2008.01.22 20:58|naoko@kisoji
2007年は食品偽造や賞味期限改ざんの問題が多数ありました。

本質的に消費者を欺くことをしていた企業もありますから、
そういう事は絶対に許されないことなのです。

ただ、食品・飲料・酒類に関わらず、製造メーカーとして感じるのは、
『欠品するな、在庫は置くな』と言う流通業からの要求があったことに
起因する部分もあるのではないかと言うことです。

コンビニエンスストアの登場以降、
『いつでも、どこでも、なんでも…』と言う感覚が普通になってきましたよね。
でも、食品にとってそれを実現する為には、
保存に対してクリアしなくてはならない事項が山ほどあるんです。

でも、賞味期限が長すぎれば逆に不安に思い、消費者の皆さんは手に取らない。

でもでも、いつでも棚に並んでいなければその商品は忘れ去られてしまう。

私たちが造っている様な職人の手を介するものは地場産業であり、
心も手も込められたものであり、扱ってくださる方々もよく理解してくださっています。
だからこそ、欠品=付加価値的な捉われ方もありますが、
『便利』の上に成り立つ商売に於いては、
欠品=存在価値の消滅
になるのでしょう。

メーカーとしては、最高の品質のものをお客様へお届けしたいと
感じているのはどんな業態であっても同じであると思いますが、
メーカーだけでは商品を流通させることは非常に難しく、
必然的に、問屋業や小売業にお世話になっているのが現実なのです。

誰かに売っていただかなければ自社が在庫を抱えてしまうのです。
売れずに会社が潰れてしまうことだって大いに考えられます。

その為に、多少の無理を承知で受注をしてしまっている現実があり、
賞味期限が近付けば返品が生じ、新たな商品を送らなくてはならないのです。
そこに次第と拍車がかかってきて賞味期限の改ざん等に繋がってきたのではないでしょうか。
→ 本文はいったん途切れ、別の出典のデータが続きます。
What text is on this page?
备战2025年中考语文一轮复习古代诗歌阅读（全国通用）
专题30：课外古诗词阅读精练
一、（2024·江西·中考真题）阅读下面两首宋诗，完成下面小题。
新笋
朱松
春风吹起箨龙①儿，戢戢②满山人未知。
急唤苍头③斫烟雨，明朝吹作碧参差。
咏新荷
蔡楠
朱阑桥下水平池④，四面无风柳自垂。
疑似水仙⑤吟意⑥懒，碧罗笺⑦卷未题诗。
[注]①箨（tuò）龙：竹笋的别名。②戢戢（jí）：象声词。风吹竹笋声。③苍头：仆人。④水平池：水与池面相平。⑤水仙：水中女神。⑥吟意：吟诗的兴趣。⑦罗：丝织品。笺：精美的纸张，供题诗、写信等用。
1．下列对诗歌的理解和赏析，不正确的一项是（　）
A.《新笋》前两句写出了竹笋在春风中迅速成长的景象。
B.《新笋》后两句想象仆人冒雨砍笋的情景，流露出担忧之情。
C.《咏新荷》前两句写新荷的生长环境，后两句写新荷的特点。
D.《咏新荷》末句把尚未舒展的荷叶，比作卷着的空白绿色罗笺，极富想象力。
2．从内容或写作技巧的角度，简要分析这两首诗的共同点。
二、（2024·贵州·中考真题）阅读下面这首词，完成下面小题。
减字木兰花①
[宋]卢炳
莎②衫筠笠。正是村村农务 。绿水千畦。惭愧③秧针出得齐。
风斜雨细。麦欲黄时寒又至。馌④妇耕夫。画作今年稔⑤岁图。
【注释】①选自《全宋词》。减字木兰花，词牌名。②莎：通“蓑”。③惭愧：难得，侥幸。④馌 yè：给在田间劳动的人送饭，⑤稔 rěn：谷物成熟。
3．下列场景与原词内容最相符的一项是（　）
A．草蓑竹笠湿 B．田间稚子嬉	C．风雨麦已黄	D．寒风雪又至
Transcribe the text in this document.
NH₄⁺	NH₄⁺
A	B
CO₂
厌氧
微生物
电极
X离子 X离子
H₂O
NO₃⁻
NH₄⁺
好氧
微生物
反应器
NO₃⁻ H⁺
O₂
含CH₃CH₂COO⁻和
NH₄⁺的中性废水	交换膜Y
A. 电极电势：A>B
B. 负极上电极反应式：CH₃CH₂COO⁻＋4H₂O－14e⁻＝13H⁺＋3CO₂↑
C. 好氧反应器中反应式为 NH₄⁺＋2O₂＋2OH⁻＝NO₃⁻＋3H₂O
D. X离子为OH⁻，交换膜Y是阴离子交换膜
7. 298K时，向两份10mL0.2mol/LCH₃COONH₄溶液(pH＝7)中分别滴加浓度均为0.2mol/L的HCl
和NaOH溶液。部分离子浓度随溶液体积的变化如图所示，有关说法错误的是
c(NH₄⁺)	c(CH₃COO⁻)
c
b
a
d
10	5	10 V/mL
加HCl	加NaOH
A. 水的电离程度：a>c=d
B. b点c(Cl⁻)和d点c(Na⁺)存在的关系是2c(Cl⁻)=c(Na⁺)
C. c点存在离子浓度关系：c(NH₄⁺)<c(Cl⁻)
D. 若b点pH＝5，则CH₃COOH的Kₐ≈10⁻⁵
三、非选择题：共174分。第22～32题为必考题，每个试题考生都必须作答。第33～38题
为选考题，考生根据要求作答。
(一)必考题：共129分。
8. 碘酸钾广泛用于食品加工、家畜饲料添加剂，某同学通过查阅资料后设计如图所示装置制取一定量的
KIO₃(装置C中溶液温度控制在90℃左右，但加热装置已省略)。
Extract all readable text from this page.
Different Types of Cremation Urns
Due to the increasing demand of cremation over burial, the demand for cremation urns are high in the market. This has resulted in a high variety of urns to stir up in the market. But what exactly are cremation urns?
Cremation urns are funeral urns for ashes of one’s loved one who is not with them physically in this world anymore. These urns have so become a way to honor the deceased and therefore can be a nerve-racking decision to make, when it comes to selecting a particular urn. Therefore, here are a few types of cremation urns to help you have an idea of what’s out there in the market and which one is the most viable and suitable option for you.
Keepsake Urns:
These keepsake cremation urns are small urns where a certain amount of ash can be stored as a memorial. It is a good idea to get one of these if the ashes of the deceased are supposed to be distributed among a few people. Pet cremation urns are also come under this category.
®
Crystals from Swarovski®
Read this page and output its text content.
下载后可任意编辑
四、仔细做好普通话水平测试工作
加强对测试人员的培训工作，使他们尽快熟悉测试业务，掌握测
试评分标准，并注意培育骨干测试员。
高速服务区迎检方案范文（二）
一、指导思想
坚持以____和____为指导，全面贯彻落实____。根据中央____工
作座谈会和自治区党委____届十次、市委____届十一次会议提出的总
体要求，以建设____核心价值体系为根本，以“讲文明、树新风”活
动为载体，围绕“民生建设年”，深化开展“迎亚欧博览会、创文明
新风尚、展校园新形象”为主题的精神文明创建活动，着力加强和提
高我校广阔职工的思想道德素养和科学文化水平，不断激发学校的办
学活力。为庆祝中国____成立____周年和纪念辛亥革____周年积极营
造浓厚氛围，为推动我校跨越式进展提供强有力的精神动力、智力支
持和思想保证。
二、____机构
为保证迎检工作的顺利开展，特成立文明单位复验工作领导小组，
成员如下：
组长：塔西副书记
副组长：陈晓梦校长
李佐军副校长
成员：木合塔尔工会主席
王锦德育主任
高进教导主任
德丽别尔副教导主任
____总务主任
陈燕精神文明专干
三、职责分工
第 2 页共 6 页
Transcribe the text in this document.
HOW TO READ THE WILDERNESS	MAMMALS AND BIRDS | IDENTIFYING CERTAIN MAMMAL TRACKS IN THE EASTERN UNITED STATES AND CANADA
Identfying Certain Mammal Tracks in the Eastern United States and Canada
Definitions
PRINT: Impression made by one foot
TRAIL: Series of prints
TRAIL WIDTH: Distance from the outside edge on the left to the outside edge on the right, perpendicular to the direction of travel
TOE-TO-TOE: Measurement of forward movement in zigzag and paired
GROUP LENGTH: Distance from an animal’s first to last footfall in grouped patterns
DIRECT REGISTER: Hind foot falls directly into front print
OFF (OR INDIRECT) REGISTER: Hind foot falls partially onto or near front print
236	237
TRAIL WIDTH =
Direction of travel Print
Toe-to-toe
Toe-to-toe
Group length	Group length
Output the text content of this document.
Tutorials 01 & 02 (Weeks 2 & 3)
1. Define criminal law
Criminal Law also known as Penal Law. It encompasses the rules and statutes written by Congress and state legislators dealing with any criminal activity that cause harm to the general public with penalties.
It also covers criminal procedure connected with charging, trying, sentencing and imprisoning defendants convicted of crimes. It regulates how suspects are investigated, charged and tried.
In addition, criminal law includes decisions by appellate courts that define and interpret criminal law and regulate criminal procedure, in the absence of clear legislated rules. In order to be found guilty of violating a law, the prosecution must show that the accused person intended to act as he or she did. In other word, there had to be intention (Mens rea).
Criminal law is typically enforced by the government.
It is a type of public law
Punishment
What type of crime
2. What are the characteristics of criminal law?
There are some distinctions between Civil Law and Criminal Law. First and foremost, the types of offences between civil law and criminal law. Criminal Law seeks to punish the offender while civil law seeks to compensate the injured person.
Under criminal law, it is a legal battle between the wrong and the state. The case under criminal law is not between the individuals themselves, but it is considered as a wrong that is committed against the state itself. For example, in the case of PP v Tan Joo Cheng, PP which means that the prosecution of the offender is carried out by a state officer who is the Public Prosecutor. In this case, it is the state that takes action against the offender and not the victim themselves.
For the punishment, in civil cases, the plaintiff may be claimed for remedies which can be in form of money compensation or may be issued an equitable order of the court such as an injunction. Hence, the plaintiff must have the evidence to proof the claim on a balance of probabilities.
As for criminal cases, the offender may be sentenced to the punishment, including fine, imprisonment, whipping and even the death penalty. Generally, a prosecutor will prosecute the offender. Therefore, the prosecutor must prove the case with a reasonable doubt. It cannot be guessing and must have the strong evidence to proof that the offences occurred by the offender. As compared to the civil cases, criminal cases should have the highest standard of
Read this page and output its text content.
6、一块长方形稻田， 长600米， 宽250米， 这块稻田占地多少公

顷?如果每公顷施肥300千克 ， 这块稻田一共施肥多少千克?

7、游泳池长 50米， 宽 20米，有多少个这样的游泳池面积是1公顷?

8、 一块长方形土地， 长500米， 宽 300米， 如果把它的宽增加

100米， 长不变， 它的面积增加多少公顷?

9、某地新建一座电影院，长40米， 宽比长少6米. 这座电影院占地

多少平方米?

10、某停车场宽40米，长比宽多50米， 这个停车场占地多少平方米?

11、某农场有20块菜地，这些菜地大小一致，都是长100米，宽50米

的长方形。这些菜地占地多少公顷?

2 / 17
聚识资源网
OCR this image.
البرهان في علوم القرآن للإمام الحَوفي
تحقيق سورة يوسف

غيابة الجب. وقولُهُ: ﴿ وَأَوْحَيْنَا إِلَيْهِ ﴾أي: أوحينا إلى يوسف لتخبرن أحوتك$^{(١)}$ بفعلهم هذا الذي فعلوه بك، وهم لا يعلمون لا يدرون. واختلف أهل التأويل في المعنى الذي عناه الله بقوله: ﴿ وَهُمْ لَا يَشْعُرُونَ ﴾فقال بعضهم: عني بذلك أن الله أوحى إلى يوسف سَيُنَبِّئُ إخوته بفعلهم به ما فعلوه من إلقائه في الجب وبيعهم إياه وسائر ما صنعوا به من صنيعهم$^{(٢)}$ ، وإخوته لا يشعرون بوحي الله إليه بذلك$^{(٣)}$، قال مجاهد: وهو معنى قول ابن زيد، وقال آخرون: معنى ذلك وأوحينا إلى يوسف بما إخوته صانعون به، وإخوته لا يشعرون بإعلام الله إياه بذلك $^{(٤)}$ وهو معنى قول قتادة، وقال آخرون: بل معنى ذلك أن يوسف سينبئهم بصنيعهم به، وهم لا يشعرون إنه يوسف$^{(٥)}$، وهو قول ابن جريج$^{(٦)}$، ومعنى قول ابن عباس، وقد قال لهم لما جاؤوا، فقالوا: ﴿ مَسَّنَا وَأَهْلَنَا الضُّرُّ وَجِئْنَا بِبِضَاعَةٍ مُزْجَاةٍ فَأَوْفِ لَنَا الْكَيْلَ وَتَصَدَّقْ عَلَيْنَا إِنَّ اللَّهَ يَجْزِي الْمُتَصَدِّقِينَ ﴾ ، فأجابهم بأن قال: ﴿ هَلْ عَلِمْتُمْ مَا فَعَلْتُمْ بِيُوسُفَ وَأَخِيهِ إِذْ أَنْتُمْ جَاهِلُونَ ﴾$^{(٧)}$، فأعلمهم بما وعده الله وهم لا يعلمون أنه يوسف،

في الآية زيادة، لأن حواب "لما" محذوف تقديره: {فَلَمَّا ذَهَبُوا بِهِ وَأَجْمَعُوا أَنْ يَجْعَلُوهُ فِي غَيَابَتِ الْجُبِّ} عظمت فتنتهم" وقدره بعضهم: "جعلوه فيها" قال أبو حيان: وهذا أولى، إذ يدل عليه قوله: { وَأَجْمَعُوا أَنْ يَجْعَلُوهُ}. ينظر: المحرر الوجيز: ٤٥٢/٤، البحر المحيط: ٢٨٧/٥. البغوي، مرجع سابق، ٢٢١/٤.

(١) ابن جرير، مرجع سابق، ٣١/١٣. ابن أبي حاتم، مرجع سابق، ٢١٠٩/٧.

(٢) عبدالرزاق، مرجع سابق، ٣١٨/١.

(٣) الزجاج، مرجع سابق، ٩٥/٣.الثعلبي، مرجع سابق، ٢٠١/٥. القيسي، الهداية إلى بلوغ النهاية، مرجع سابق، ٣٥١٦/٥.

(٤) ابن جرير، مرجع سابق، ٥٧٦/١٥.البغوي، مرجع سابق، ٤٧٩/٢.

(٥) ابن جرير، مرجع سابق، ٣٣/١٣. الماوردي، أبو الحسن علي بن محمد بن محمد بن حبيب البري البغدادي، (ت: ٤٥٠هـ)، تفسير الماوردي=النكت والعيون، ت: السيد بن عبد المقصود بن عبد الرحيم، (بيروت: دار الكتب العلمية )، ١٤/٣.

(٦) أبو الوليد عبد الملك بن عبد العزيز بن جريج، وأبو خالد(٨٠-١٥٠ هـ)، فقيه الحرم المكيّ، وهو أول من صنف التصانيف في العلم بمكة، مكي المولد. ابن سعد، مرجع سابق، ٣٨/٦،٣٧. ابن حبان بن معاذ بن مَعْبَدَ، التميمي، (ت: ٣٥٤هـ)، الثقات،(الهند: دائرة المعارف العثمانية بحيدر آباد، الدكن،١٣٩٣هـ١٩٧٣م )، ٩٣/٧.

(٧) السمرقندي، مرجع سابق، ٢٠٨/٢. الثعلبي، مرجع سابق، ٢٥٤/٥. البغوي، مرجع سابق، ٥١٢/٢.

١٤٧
よくコンビニエンスストアやデパートで賞味期限の過ぎたお弁当を捨てるシーンをTV等で見ます。

はっきり言って、そこで捨てられたものもまだまだ食べられますよね。
今では家畜の飼料として再利用はされているようですが、
地球上には食料難で苦しんでいる人々も山ほどいるんです。

そんな人々の前で、賞味期限を一時間過ぎたからと言って、
食べられる食材を捨てることが出来ますか?????

捨てるんだったら、作らなければいいじゃないですか。
商品が売切れてしまったら、それでいいじゃないですか。
そんなに必死になって売らなければ皆さん死んでしまうほど危機に陥るのですか。

便利を追求しすぎたからこそ、
その弊害として食品偽装問題が多発しているのでは…と感じる節もあります。

もっと『食べる』と言うことに対して、人々が素直に向き合って欲しいと思います。
欲しい時に欲しいものが手に入るなんて世の中、おかしすぎると思います。
自分の欲求に対して『我慢』することをしなくてはダメだと思います。

そういう意味では、酒造りの為に田舎に帰りましたが、
田舎の生活と言うのはいいものです。

いつでも、どこでも、欲しいものは大して手に入りません。
手に入れるためには車で一時間なり、電車で一時間なり、
下手すれば取り寄せなくてはならず、2-3日待つことも。

それでいい気がします。
そう焦らずとも、豊かな生活はできるのです。